PERSIST_STATEEventPersistStateData

Emitted in regular intervals (by default 60 seconds) to notify the Actor that it should persist its state, in order to avoid repeating all work when the Actor restarts.

This event is also emitted automatically when the MIGRATING event happens, in which case the is_migrating flag is set to True.

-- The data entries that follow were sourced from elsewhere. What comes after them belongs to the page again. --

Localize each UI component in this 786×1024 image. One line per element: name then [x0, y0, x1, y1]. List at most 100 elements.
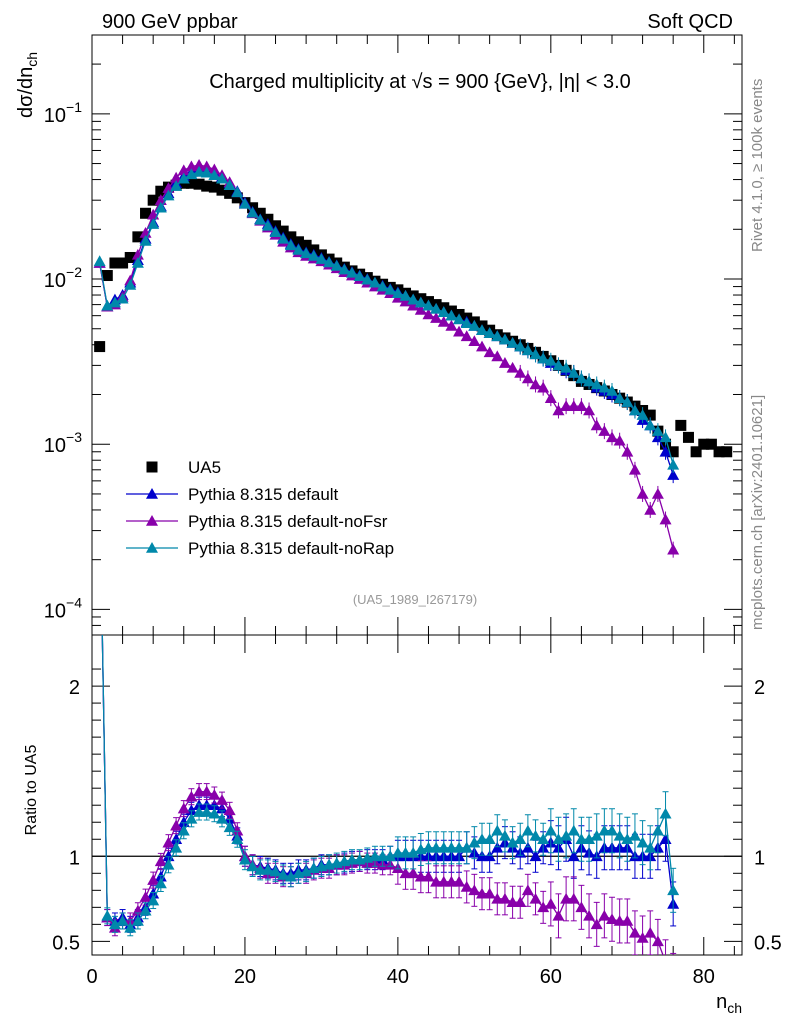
ratio-point: [231, 824, 244, 836]
ratio-y-tick-label-left: 1: [69, 847, 80, 869]
ratio-point: [498, 892, 511, 904]
ratio-point: [514, 833, 527, 845]
data-point: [476, 340, 488, 352]
data-point: [94, 341, 106, 353]
data-point: [628, 463, 641, 475]
data-point: [445, 309, 458, 321]
ratio-point: [445, 841, 458, 853]
ratio-point: [613, 914, 626, 926]
data-point: [193, 158, 206, 170]
legend-marker-noRap: [146, 542, 158, 553]
data-point: [552, 359, 565, 371]
data-point: [116, 292, 129, 304]
main-title: Charged multiplicity at √s = 900 {GeV}, …: [209, 71, 631, 93]
data-point: [361, 273, 374, 285]
ratio-point: [223, 804, 236, 816]
data-point: [651, 487, 664, 499]
data-point: [154, 201, 167, 213]
data-point: [330, 259, 343, 271]
data-point: [453, 325, 466, 337]
data-point: [399, 289, 412, 301]
data-point: [368, 276, 381, 288]
data-point: [131, 248, 144, 260]
data-point: [246, 206, 259, 218]
ratio-point: [139, 904, 152, 916]
data-point: [468, 335, 481, 347]
ratio-point: [644, 926, 657, 938]
data-point: [544, 392, 557, 403]
ratio-point: [651, 935, 664, 947]
data-point: [491, 330, 504, 342]
ratio-point: [460, 841, 473, 853]
data-point: [498, 333, 511, 345]
data-point: [101, 270, 113, 282]
data-point: [300, 239, 312, 251]
data-point: [437, 315, 450, 327]
data-point: [200, 166, 213, 178]
ratio-point: [613, 829, 626, 841]
data-point: [621, 396, 634, 407]
data-point: [636, 409, 649, 420]
ratio-point: [162, 836, 175, 848]
data-point: [644, 503, 657, 515]
ratio-point: [108, 918, 121, 930]
data-point: [514, 366, 527, 378]
data-point: [514, 340, 527, 352]
data-point: [483, 346, 496, 358]
data-point: [147, 194, 159, 206]
ratio-point: [269, 865, 282, 877]
ratio-point: [200, 785, 213, 797]
ratio-point: [437, 841, 450, 853]
header-left: 900 GeV ppbar: [102, 11, 238, 33]
data-point: [277, 225, 289, 237]
data-point: [292, 236, 304, 248]
data-point: [437, 306, 450, 317]
ratio-point: [407, 867, 420, 879]
x-tick-label: 40: [387, 966, 409, 988]
ratio-point: [544, 897, 557, 909]
ratio-point: [521, 884, 534, 896]
main-y-tick-label: 10−2: [44, 264, 82, 292]
x-tick-label: 60: [540, 966, 562, 988]
data-point: [124, 278, 137, 290]
main-y-tick-label: 10−3: [44, 429, 82, 457]
ratio-point: [376, 850, 389, 862]
ratio-point: [644, 841, 657, 853]
ratio-data-marks: [101, 635, 680, 955]
legend-label-default: Pythia 8.315 default: [188, 485, 339, 504]
data-point: [606, 384, 618, 396]
ratio-point: [414, 870, 427, 882]
ratio-point: [491, 892, 504, 904]
ratio-point: [567, 850, 580, 862]
header-right: Soft QCD: [647, 11, 733, 33]
x-tick-label: 0: [86, 966, 97, 988]
data-point: [506, 361, 519, 373]
mcplots-label: mcplots.cern.ch [arXiv:2401.10621]: [749, 395, 766, 630]
data-point: [667, 543, 680, 555]
data-point: [460, 317, 473, 329]
ratio-series-noFsr: [101, 635, 677, 955]
data-point: [216, 184, 228, 196]
data-point: [155, 185, 167, 197]
ratio-point: [567, 824, 580, 836]
data-point: [323, 256, 336, 268]
ratio-point: [483, 833, 496, 845]
data-point: [208, 181, 220, 193]
ratio-point: [552, 833, 565, 845]
data-point: [521, 344, 534, 356]
data-point: [292, 243, 305, 255]
ratio-point: [598, 824, 611, 836]
ratio-point: [200, 806, 213, 817]
ratio-point: [177, 824, 190, 836]
ratio-point: [170, 841, 183, 853]
legend-marker-default: [146, 488, 158, 499]
ratio-point: [384, 850, 397, 862]
data-point: [567, 366, 580, 378]
x-axis-label: nch: [716, 991, 742, 1016]
data-point: [698, 438, 710, 450]
ratio-point: [506, 896, 519, 908]
legend-label-noRap: Pythia 8.315 default-noRap: [188, 539, 394, 558]
ratio-point: [476, 887, 488, 899]
series-data: [94, 177, 733, 458]
data-point: [460, 330, 473, 342]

Note that the PERSIST_STATE event is provided merely for user convenience, you can achieve the same effect by persisting the state regularly in an interval and listening for the migrating event.

EXITEventExitData

Emitted by the SDK (not the platform) when the Actor is about to exit. You can use this event to perform final cleanup tasks, such as closing external connections or sending notifications, before the Actor shuts down.

Adding handlers to events

To add handlers to these events, you use the Actor.on method, and to remove them, you use the Actor.off method.

Run on
import asyncio

from apify import Actor, Event, EventPersistStateData


async def main() -> None:
async with Actor:
total_items = 1000

# Load the state if it's saved from some previous execution
processed_items = 0
actor_state = await Actor.get_value('STATE')
if actor_state is not None:
processed_items = actor_state

# Save the state when the `PERSIST_STATE` event happens
async def save_state(event_data: EventPersistStateData) -> None:
nonlocal processed_items
Actor.log.info(
'Persisting Actor state (migrating=%s)', event_data.is_migrating
)
await Actor.set_value('STATE', processed_items)

Actor.on(Event.PERSIST_STATE, save_state)

# Do some fake work
for i in range(processed_items, total_items):
Actor.log.info(f'Processing item {i}...')
processed_items = i
await asyncio.sleep(0.1)

# Suppose we can stop saving the state now
Actor.off(Event.PERSIST_STATE, save_state)

# Do some more fake work, this time something that can't be restarted,
# so no point persisting the state
for j in range(10):
Actor.log.info(f'Processing item {j} of another kind...')
await asyncio.sleep(1)


if __name__ == '__main__':
asyncio.run(main())

Automatic state persistence

The example above shows how to manually persist state using the PERSIST_STATE event. For most use cases, you can use the Actor.use_state method instead, which handles state persistence automatically.

Actor.use_state returns a dictionary that is automatically saved to the default key-value store at regular intervals and whenever a migration or shutdown occurs. You can modify the dictionary in place, and changes are persisted without any manual set_value calls.

You can optionally specify a key (the key-value store key under which the state is stored) and a kvs_name (the name of the key-value store to use). By default, the state is stored in the default key-value store under a default key.

Run on
import asyncio

from apify import Actor


async def main() -> None:
async with Actor:
# Get or create an auto-persisted state dict.
# On restart or migration, the state is loaded from the KVS.
state = await Actor.use_state(default_value={'processed_items': 0})

# Resume from the persisted state (stored as JSON, so narrow the type).
start_index = state['processed_items']
if not isinstance(start_index, int):
start_index = 0
Actor.log.info(f'Resuming from item {start_index}')

# Do some work and update the state — it is persisted automatically
for i in range(start_index, 100):
Actor.log.info(f'Processing item {i}...')
state['processed_items'] = i + 1
await asyncio.sleep(0.1)


if __name__ == '__main__':
asyncio.run(main())

Conclusion

This page has described the events emitted during a run (SYSTEM_INFO, MIGRATING, ABORTING, PERSIST_STATE, and EXIT): how to handle them with Actor.on, and how to persist state automatically with Actor.use_state.

For more details on platform events and state persistence, see the system events and state persistence documentation on the Apify platform.